In November 2017, a re-worked version of an original 2015 Russia-Syria Cooperation Plan was signed, encompassing not just the restoration of at least 40 energy facilities in Syria, including offshore oil fields, but a lot more as well, as also detailed fully in my latest book on the new global oil market order. For a start, focus would turn to expanding the power sector, based on from a plan signed between Syria’s then-Electricity Minister Mohammad Zuhair Kharboutli and Russia’s Minister of Energy Alexander Novak. The deal covered the full reconstruction and rehabilitation of the Aleppo thermal plant, the installation of the Deir Ezzor power plant and the expansion of capacity of the Mharda and Tishreen plants, with a view to re-energising Syria’s power grid and restoring the main control centre for the grid back to Damascus.

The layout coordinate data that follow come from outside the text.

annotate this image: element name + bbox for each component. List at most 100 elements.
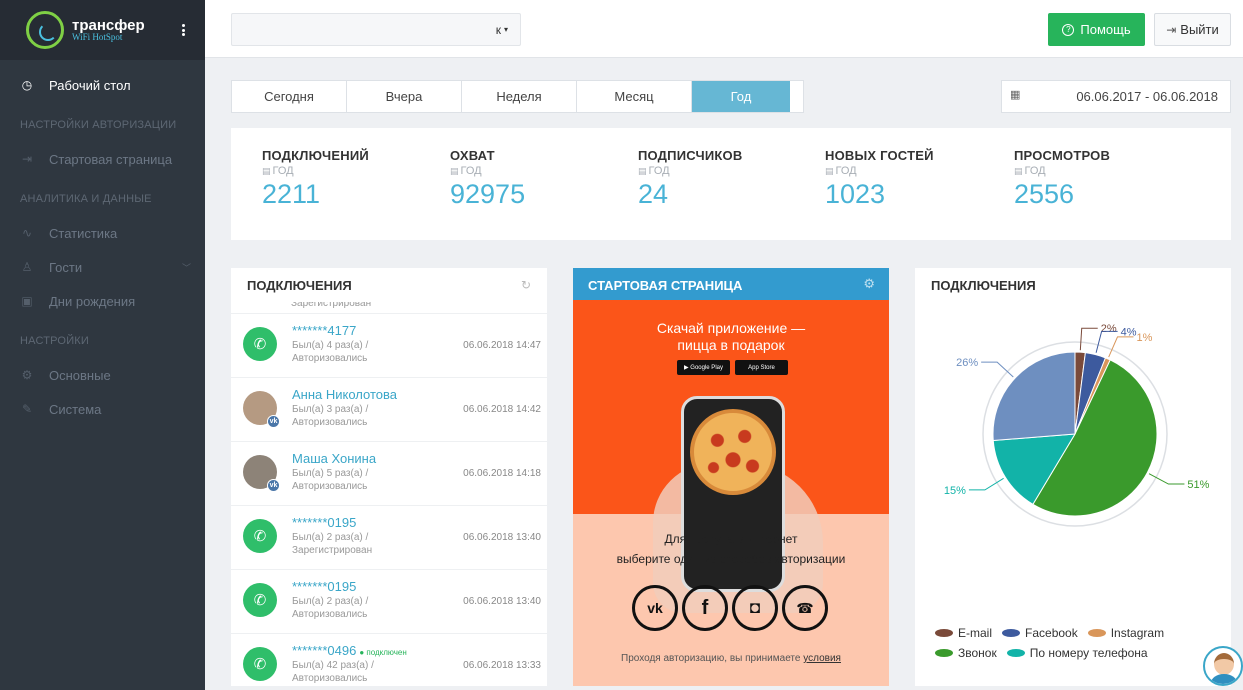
- stat-period-text: ГОД: [272, 165, 294, 177]
- users-icon: ♙: [21, 260, 33, 274]
- phone-icon: ✆: [243, 327, 277, 361]
- gear-icon[interactable]: ⚙: [863, 276, 875, 292]
- dashboard-icon: ◷: [21, 78, 33, 92]
- tab-year[interactable]: Год: [692, 81, 790, 112]
- stats-panel: ПОДКЛЮЧЕНИЙ ▤ ГОД 2211 ОХВАТ ▤ ГОД 92975 П…: [231, 128, 1231, 240]
- guest-name[interactable]: *******0195: [292, 515, 356, 530]
- connections-panel: ПОДКЛЮЧЕНИЯ ↻ Зарегистрирован ✆ *******4…: [231, 268, 547, 686]
- list-item[interactable]: ✆ *******0195 Был(а) 2 раз(а) / Зарегист…: [231, 506, 547, 570]
- legend-item[interactable]: По номеру телефона: [1006, 643, 1148, 663]
- sidebar-item-system[interactable]: ✎ Система: [0, 392, 205, 426]
- guest-visits: Был(а) 4 раз(а) /: [292, 340, 369, 351]
- login-icon: ⇥: [21, 152, 33, 166]
- access-text: Для доступа в интернет выберите один из …: [573, 529, 889, 569]
- calendar-icon: ▤: [825, 165, 834, 176]
- connections-pie-panel: ПОДКЛЮЧЕНИЯ 2% 4% 1% 51% 15% 26% E-mail Faceb…: [915, 268, 1231, 686]
- guest-name[interactable]: Анна Николотова: [292, 387, 397, 402]
- access-line: выберите один из способов авторизации: [616, 552, 846, 566]
- support-chat-button[interactable]: [1203, 646, 1243, 686]
- list-item[interactable]: vk Анна Николотова Был(а) 3 раз(а) / Авт…: [231, 378, 547, 442]
- sidebar-section-auth: НАСТРОЙКИ АВТОРИЗАЦИИ: [20, 119, 177, 131]
- vk-icon: vk: [267, 415, 280, 428]
- legend-item[interactable]: Facebook: [1002, 623, 1078, 643]
- date-range-picker[interactable]: ▦ 06.06.2017 - 06.06.2018: [1001, 80, 1231, 113]
- stat-value: 92975: [450, 179, 526, 209]
- pie-chart: 2% 4% 1%51%15%26%: [944, 323, 1210, 527]
- instagram-login-button[interactable]: ◘: [732, 585, 778, 631]
- stat-period-text: ГОД: [835, 165, 857, 177]
- guest-name[interactable]: *******0496: [292, 643, 356, 658]
- calendar-icon: ▦: [1010, 89, 1021, 101]
- sidebar-item-start-page[interactable]: ⇥ Стартовая страница: [0, 142, 205, 176]
- legend-label: Facebook: [1025, 626, 1078, 640]
- stat-label: НОВЫХ ГОСТЕЙ: [825, 148, 934, 163]
- terms-text: Проходя авторизацию, вы принимаете услов…: [573, 653, 889, 664]
- list-item[interactable]: vk Маша Хонина Был(а) 5 раз(а) / Авториз…: [231, 442, 547, 506]
- account-select[interactable]: к ▾: [231, 13, 521, 46]
- terms-prefix: Проходя авторизацию, вы принимаете: [621, 653, 804, 664]
- legend-label: Instagram: [1110, 626, 1165, 640]
- legend-label: Звонок: [958, 646, 997, 660]
- sidebar-item-label: Гости: [49, 259, 83, 275]
- pie-label: 15%: [944, 485, 966, 497]
- logout-label: Выйти: [1180, 22, 1219, 37]
- sidebar-item-label: Рабочий стол: [49, 77, 131, 93]
- store-label: App Store: [748, 364, 775, 371]
- logout-button[interactable]: ⇥ Выйти: [1154, 13, 1231, 46]
- pie-slice[interactable]: [992, 351, 1076, 442]
- connection-date: 06.06.2018 13:33: [463, 660, 541, 671]
- logout-icon: ⇥: [1166, 22, 1177, 37]
- app-store-badge[interactable]: App Store: [735, 360, 788, 375]
- logo[interactable]: трансфер WiFi HotSpot: [72, 18, 145, 42]
- tab-yesterday[interactable]: Вчера: [347, 81, 462, 112]
- refresh-icon[interactable]: ↻: [521, 278, 531, 292]
- pie-leader-line: [1148, 473, 1185, 485]
- question-icon: ?: [1062, 23, 1075, 36]
- tab-week[interactable]: Неделя: [462, 81, 577, 112]
- legend-swatch: [1087, 629, 1106, 637]
- guest-status: Авторизовались: [292, 353, 368, 364]
- pie-label: 1%: [1136, 332, 1152, 344]
- sidebar-section-settings: НАСТРОЙКИ: [20, 335, 90, 347]
- sidebar-item-general[interactable]: ⚙ Основные: [0, 358, 205, 392]
- vk-login-button[interactable]: vk: [632, 585, 678, 631]
- list-item[interactable]: ✆ *******0195 Был(а) 2 раз(а) / Авторизо…: [231, 570, 547, 634]
- start-page-panel: СТАРТОВАЯ СТРАНИЦА ⚙ Скачай приложение —…: [573, 268, 889, 686]
- guest-name[interactable]: *******0195: [292, 579, 356, 594]
- list-item[interactable]: ✆ *******4177 Был(а) 4 раз(а) / Авторизо…: [231, 314, 547, 378]
- sidebar-item-birthdays[interactable]: ▣ Дни рождения: [0, 284, 205, 318]
- promo-text: Скачай приложение — пицца в подарок: [573, 320, 889, 354]
- terms-link[interactable]: условия: [803, 653, 841, 664]
- support-avatar: [1214, 653, 1234, 675]
- phone-icon: ✆: [243, 519, 277, 553]
- phone-login-button[interactable]: ☎: [782, 585, 828, 631]
- legend-item[interactable]: Звонок: [935, 643, 997, 663]
- stat-period: ▤ ГОД: [450, 165, 525, 177]
- list-item[interactable]: ✆ *******0496 ● подключен Был(а) 42 раз(а…: [231, 634, 547, 686]
- stat-period: ▤ ГОД: [825, 165, 934, 177]
- vk-icon: vk: [647, 600, 663, 616]
- legend-item[interactable]: E-mail: [935, 623, 992, 643]
- help-button[interactable]: ? Помощь: [1048, 13, 1145, 46]
- facebook-login-button[interactable]: f: [682, 585, 728, 631]
- sidebar-item-guests[interactable]: ♙ Гости ﹀: [0, 250, 205, 284]
- chevron-down-icon: ▾: [503, 25, 508, 34]
- promo-line: пицца в подарок: [677, 337, 785, 353]
- stat-views: ПРОСМОТРОВ ▤ ГОД 2556: [1014, 148, 1110, 210]
- google-play-badge[interactable]: ▶ Google Play: [677, 360, 730, 375]
- sidebar-item-statistics[interactable]: ∿ Статистика: [0, 216, 205, 250]
- guest-name[interactable]: *******4177: [292, 323, 356, 338]
- sidebar-item-dashboard[interactable]: ◷ Рабочий стол: [0, 68, 205, 102]
- brand-title: трансфер: [72, 17, 145, 34]
- guest-name[interactable]: Маша Хонина: [292, 451, 376, 466]
- sidebar-menu-icon[interactable]: [182, 24, 185, 36]
- phone-icon: ☎: [796, 599, 814, 616]
- legend-item[interactable]: Instagram: [1087, 623, 1165, 643]
- tab-today[interactable]: Сегодня: [232, 81, 347, 112]
- vk-icon: vk: [267, 479, 280, 492]
- guest-status: Авторизовались: [292, 481, 368, 492]
- start-page-header: СТАРТОВАЯ СТРАНИЦА ⚙: [573, 268, 889, 300]
- panel-title: ПОДКЛЮЧЕНИЯ: [931, 278, 1036, 293]
- tab-month[interactable]: Месяц: [577, 81, 692, 112]
- connection-date: 06.06.2018 14:47: [463, 340, 541, 351]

This accorded with comments as early as the middle of December 2017 (by then-Russian Deputy Prime Minister Dmitry Rogozin, following talks in Syria with then-President Bashar al-Assad) that: “Russia will be the only country to take part in rebuilding Syrian energy facilities.” Over and above the four power plant projects that were to be optimised as a priority, the key infrastructure project was the complete repair and capacity-boosting upgrading of the Homs oil refinery (Syria’s other was then in Banias). The practical project work was led by Iran’s Mapna and Russian companies, with the initial target capacity being 140,000 bpd. Phase 2’s objective was 240,000 bpd and Phase 3’s was 360,000 bpd. The intention was that it could also be used to refine Iranian oil coming through Iraq if needed, before onward shipment into southern Europe. It is precisely this wide-ranging multi-layered energy, military, and political cooperation plan that Russia wants to re-establish with the new regime.

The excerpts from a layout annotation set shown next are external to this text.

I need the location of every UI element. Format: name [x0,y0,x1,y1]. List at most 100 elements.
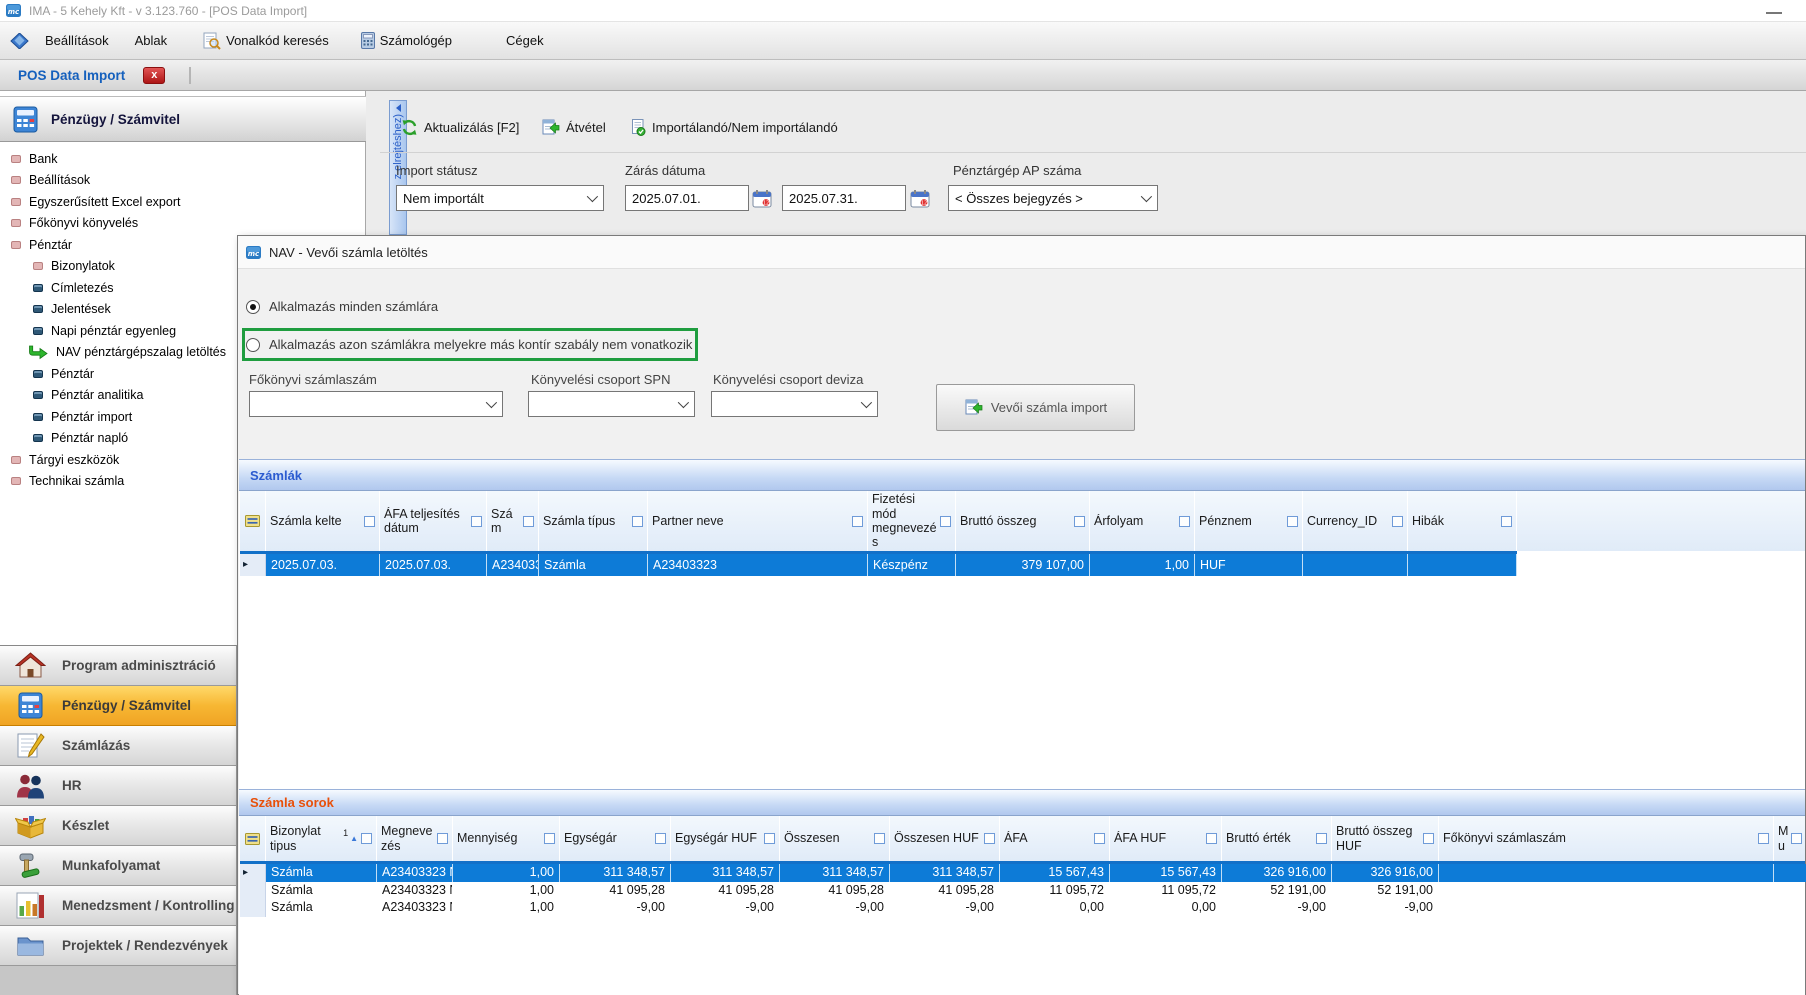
lines-cell[interactable]: 11 095,72 [1110,882,1222,900]
lines-col-header[interactable]: Bruttó érték [1222,816,1332,861]
lines-col-header[interactable]: Összesen HUF [890,816,1000,861]
lines-col-header[interactable]: Összesen [780,816,890,861]
booking-group-fx-select[interactable] [711,391,878,417]
calendar-from-button[interactable]: 12 [751,186,773,210]
column-filter-box[interactable] [1287,516,1298,527]
lines-row[interactable]: ▸SzámlaA23403323 N1,00311 348,57311 348,… [240,864,1806,882]
lines-cell[interactable]: -9,00 [780,899,890,917]
lines-cell[interactable]: 11 095,72 [1000,882,1110,900]
invoices-cell[interactable]: HUF [1195,554,1303,576]
lines-cell[interactable]: -9,00 [1222,899,1332,917]
lines-cell[interactable]: 41 095,28 [671,882,780,900]
invoices-col-header[interactable]: Fizetési mód megnevezés [868,491,956,551]
nav-item-tools[interactable]: Munkafolyamat [0,846,236,886]
lines-row[interactable]: SzámlaA23403323 N1,00-9,00-9,00-9,00-9,0… [240,899,1806,917]
menu-item-2[interactable]: Ablak [131,30,172,51]
tree-item-3[interactable]: Egyszerűsített Excel export [0,191,366,213]
lines-cell[interactable]: 0,00 [1110,899,1222,917]
invoices-cell[interactable]: 1,00 [1090,554,1195,576]
nav-item-house[interactable]: Program adminisztráció [0,646,236,686]
lines-col-header[interactable]: ÁFA [1000,816,1110,861]
column-filter-box[interactable] [437,833,448,844]
lines-col-header[interactable]: Mennyiség [453,816,560,861]
refresh-button[interactable]: Aktualizálás [F2] [396,114,524,140]
invoices-row[interactable]: ▸2025.07.03.2025.07.03.A2340332SzámlaA23… [240,554,1517,576]
invoices-col-header[interactable]: Árfolyam [1090,491,1195,551]
lines-cell[interactable]: 311 348,57 [780,864,890,882]
lines-cell[interactable]: A23403323 N [377,864,453,882]
tree-item-2[interactable]: Beállítások [0,170,366,192]
invoices-col-header[interactable]: Számla típus [539,491,648,551]
tree-item-1[interactable]: Bank [0,148,366,170]
lines-cell[interactable] [1439,864,1774,882]
receive-button[interactable]: Átvétel [536,114,611,140]
column-filter-box[interactable] [1179,516,1190,527]
lines-cell[interactable]: 1,00 [453,899,560,917]
invoices-col-header[interactable]: Bruttó összeg [956,491,1090,551]
column-filter-box[interactable] [632,516,643,527]
ledger-account-select[interactable] [249,391,503,417]
lines-cell[interactable]: 0,00 [1000,899,1110,917]
column-filter-box[interactable] [364,516,375,527]
column-filter-box[interactable] [361,833,372,844]
column-filter-box[interactable] [1501,516,1512,527]
lines-cell[interactable]: -9,00 [890,899,1000,917]
lines-cell[interactable] [1774,864,1806,882]
column-filter-box[interactable] [523,516,534,527]
column-filter-box[interactable] [1392,516,1403,527]
nav-item-folder[interactable]: Projektek / Rendezvények [0,926,236,966]
ap-number-select[interactable]: < Összes bejegyzés > [948,185,1158,211]
lines-col-header[interactable]: Egységár HUF [671,816,780,861]
invoices-cell[interactable]: 2025.07.03. [380,554,487,576]
closing-date-from-input[interactable]: 2025.07.01. [625,185,749,211]
column-filter-box[interactable] [940,516,951,527]
invoices-cell[interactable]: A2340332 [487,554,539,576]
column-filter-box[interactable] [1206,833,1217,844]
invoices-cell[interactable] [1303,554,1408,576]
lines-cell[interactable]: 41 095,28 [890,882,1000,900]
invoices-col-header[interactable]: Hibák [1408,491,1517,551]
nav-item-box[interactable]: Készlet [0,806,236,846]
lines-cell[interactable]: 311 348,57 [671,864,780,882]
nav-item-chart[interactable]: Menedzsment / Kontrolling [0,886,236,926]
column-filter-box[interactable] [852,516,863,527]
lines-cell[interactable]: 1,00 [453,864,560,882]
closing-date-to-input[interactable]: 2025.07.31. [782,185,906,211]
lines-cell[interactable] [1439,882,1774,900]
column-filter-box[interactable] [471,516,482,527]
lines-cell[interactable]: A23403323 N [377,899,453,917]
lines-cell[interactable]: Számla [266,882,377,900]
lines-cell[interactable]: 41 095,28 [780,882,890,900]
dialog-title-bar[interactable]: mc NAV - Vevői számla letöltés [238,236,1805,269]
invoices-col-header[interactable]: Currency_ID [1303,491,1408,551]
lines-cell[interactable]: 15 567,43 [1110,864,1222,882]
radio-apply-other[interactable]: Alkalmazás azon számlákra melyekre más k… [246,336,692,353]
column-filter-box[interactable] [544,833,555,844]
lines-cell[interactable]: 311 348,57 [560,864,671,882]
lines-cell[interactable]: -9,00 [1332,899,1439,917]
column-filter-box[interactable] [1791,833,1802,844]
invoices-col-header[interactable]: Szám [487,491,539,551]
lines-cell[interactable]: -9,00 [560,899,671,917]
lines-cell[interactable]: -9,00 [671,899,780,917]
lines-cell[interactable]: A23403323 N [377,882,453,900]
menu-item-5[interactable]: Cégek [502,30,548,51]
invoices-col-header[interactable]: ÁFA teljesítés dátum [380,491,487,551]
minimize-button[interactable] [1766,12,1782,14]
invoices-cell[interactable]: 2025.07.03. [266,554,380,576]
column-filter-box[interactable] [874,833,885,844]
lines-cell[interactable]: 52 191,00 [1222,882,1332,900]
column-filter-box[interactable] [1094,833,1105,844]
lines-col-header[interactable]: Főkönyvi számlaszám [1439,816,1774,861]
column-filter-box[interactable] [984,833,995,844]
nav-item-people[interactable]: HR [0,766,236,806]
column-filter-box[interactable] [655,833,666,844]
customer-invoice-import-button[interactable]: Vevői számla import [936,384,1135,431]
lines-cell[interactable] [1439,899,1774,917]
lines-col-header[interactable]: Megnevezés [377,816,453,861]
lines-cell[interactable]: Számla [266,864,377,882]
lines-col-header[interactable]: Bruttó összeg HUF [1332,816,1439,861]
nav-item-invoice[interactable]: Számlázás [0,726,236,766]
import-status-select[interactable]: Nem importált [396,185,604,211]
column-filter-box[interactable] [1423,833,1434,844]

If for no other reason than to screw with Russia’s grand plan – a powerful enough idea in the zero-sum game of superpower politics – the U.S. and its allies have a different agenda for the country. As echoed in the December meeting between the U.S. delegation and al-Sharaa, several formerly impeccable senior security and energy sources in Washington, London, and Brussels exclusively told OilPrice.com just after al-Assad’s removal that the sudden – and otherwise inexplicable – success of the Syrian rebels led by HTS was in no small part connected to a massive surge in U.S. and U.K. support for them in the run-up to the coup. “The U.S. wanted to put Moscow’s and Tehran’s leadership on notice that Washington can easily redraw and restructure borders and regimes in not just the Middle East but also in Eastern Europe, if it wants to,” a senior security source in the European Union (E.U.) told OilPrice.com. “As he’s [al-Assad] gone now, I can’t see either Washington sitting back and allowing anyone to benefit from this other than the U.S., and if the reconstruction is done in a gradual and inclusive [with Syria’s principal former rebel groups], the outcome may be better than seen elsewhere in the region,” he concluded.